C Aris May 4, 2017 at 9:21 am

I really love this site. Thank you so much for your insight. Can you give any tips to aspiring coaches about how to develop combinations with their fighters. For instance, would you start by teaching them 2 punch combos, then 3, then 4 then start incorporating slips, feints, footwork as explained in the article.


Fran May 7, 2017 at 7:23 pm

Hey there, thanks for your kind words. Nice question. I do tend to work with 2 and 3 punches in succession using feints, laybacks, slips and footwork to ‘join’ the punches. So, a 6 punch combination might be 2 shots, layback, 2 shots, side step, 2 shots. Make sense? Keeps it simple and is usually quite effective.


Robert dela Cruz November 9, 2013 at 4:50 am

1- Jab
2- Right Straight
3- Quick Hook
4- Right Uppercut
5- Left Uppercut
6- Beat Down


Fran November 10, 2013 at 8:50 pm

Hey Robert

Is the ‘quick hook’ a left hook and the ‘beat down’ a right hook? Where to these names originate?
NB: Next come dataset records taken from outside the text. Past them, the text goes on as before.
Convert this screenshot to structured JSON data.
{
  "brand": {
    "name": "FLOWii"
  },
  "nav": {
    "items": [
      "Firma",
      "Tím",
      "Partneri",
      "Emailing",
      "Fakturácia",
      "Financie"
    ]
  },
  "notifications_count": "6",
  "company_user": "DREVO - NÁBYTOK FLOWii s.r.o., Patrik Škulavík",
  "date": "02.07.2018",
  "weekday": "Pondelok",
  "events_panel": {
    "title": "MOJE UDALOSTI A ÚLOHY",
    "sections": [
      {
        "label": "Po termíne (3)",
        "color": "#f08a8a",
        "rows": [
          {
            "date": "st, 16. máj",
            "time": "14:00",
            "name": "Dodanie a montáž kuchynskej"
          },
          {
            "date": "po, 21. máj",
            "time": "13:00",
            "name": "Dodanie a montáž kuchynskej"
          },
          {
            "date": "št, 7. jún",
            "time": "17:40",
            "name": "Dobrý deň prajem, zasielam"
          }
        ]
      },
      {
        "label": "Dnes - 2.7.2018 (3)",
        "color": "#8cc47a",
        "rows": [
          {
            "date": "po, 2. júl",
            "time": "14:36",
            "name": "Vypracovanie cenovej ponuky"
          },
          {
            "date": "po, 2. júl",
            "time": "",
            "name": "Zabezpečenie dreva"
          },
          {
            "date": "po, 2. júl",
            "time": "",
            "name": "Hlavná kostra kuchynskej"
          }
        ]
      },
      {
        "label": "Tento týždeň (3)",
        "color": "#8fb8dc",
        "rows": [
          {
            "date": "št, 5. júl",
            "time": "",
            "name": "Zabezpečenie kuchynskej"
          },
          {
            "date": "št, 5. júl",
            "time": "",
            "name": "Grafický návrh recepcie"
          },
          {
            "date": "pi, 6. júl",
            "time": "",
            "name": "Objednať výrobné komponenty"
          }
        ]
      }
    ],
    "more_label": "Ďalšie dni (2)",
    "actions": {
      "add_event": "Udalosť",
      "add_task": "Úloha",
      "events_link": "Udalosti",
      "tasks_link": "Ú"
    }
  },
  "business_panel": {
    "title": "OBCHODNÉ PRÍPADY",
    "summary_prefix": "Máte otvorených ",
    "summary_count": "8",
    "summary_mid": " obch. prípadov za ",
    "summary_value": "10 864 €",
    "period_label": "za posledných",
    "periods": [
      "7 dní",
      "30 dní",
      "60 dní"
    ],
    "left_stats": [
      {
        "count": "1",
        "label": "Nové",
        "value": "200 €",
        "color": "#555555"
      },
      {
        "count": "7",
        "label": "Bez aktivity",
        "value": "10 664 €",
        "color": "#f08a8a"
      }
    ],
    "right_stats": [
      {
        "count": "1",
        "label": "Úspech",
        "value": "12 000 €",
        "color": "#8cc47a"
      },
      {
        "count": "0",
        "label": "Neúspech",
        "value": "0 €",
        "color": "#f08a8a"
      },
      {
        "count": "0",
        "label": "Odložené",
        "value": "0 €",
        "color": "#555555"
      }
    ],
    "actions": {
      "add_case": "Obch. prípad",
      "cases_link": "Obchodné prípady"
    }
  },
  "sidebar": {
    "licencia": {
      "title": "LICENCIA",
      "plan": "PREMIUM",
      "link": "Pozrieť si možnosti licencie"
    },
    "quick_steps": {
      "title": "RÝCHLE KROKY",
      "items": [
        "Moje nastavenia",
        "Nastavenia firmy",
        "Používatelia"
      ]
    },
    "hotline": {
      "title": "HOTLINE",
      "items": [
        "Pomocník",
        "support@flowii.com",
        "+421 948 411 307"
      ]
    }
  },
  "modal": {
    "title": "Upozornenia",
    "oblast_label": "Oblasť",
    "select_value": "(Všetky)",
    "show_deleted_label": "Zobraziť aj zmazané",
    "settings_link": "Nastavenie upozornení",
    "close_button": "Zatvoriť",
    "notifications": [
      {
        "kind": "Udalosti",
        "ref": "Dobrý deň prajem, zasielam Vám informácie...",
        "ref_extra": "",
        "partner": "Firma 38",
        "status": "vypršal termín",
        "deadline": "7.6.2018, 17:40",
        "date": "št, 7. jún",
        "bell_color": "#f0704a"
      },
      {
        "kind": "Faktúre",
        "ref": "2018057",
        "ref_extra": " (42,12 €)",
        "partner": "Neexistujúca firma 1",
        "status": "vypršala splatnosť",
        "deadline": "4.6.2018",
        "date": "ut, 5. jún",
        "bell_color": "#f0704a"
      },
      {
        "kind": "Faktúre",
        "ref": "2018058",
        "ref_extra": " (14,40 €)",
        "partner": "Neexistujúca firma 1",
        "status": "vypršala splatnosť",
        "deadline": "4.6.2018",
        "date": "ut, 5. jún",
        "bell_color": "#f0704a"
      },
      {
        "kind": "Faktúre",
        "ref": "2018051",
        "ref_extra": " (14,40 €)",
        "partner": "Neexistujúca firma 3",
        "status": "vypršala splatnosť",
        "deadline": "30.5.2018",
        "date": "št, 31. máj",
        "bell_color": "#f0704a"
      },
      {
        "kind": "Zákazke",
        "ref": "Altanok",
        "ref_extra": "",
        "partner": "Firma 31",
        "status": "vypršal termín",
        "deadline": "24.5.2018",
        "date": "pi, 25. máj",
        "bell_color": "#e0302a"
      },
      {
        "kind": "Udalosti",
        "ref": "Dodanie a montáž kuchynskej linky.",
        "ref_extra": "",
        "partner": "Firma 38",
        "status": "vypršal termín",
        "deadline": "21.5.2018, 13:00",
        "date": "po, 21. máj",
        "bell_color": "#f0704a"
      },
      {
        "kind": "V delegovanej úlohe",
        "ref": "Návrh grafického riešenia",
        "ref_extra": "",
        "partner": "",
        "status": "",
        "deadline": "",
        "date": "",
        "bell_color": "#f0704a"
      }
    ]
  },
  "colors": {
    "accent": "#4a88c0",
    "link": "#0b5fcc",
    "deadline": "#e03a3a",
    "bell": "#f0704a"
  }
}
Anonymous May 15, 2015 at 4:27 am

Left Hook Beat Down Overhand Right


Robert dela Cruz May 15, 2015 at 4:31 am

Left Hook Beat Down Overhand Right


Robert dela Cruz May 15, 2015 at 4:33 am

Quick Hook is the Left Hook Beat Down is the Overhand Right


ROBERT DELACRUZ July 9, 2011 at 11:02 am



ROBERT DELACRUZ July 9, 2011 at 11:01 am



ROBERT DELACRUZ July 9, 2011 at 10:59 am



ROBERT DELACRUZ July 9, 2011 at 10:58 am



ROBERT DELACRUZ July 9, 2011 at 10:58 am



ROBERT DELACRUZ July 9, 2011 at 10:57 am



ROBERT DELACRUZ July 9, 2011 at 10:57 am



Tim Sinese May 19, 2011 at 12:08 pm

There is no short cut to learn how to box,boxing is a tough sport and takes many hours in the gym over months and years ,so my advice to you as you scout the inner net looking for boxing tips ect. is just find your self a good usa certified boxing gym,and a trainer that is the right fit for you and practice,practice,practice.


vamshi September 6, 2010 at 5:18 am

are there any articles for southpaws and for orthodox boxers when fighting southpaws? i am a southpaw and find it really difficult to work out these combos when fighting an orthodox guy.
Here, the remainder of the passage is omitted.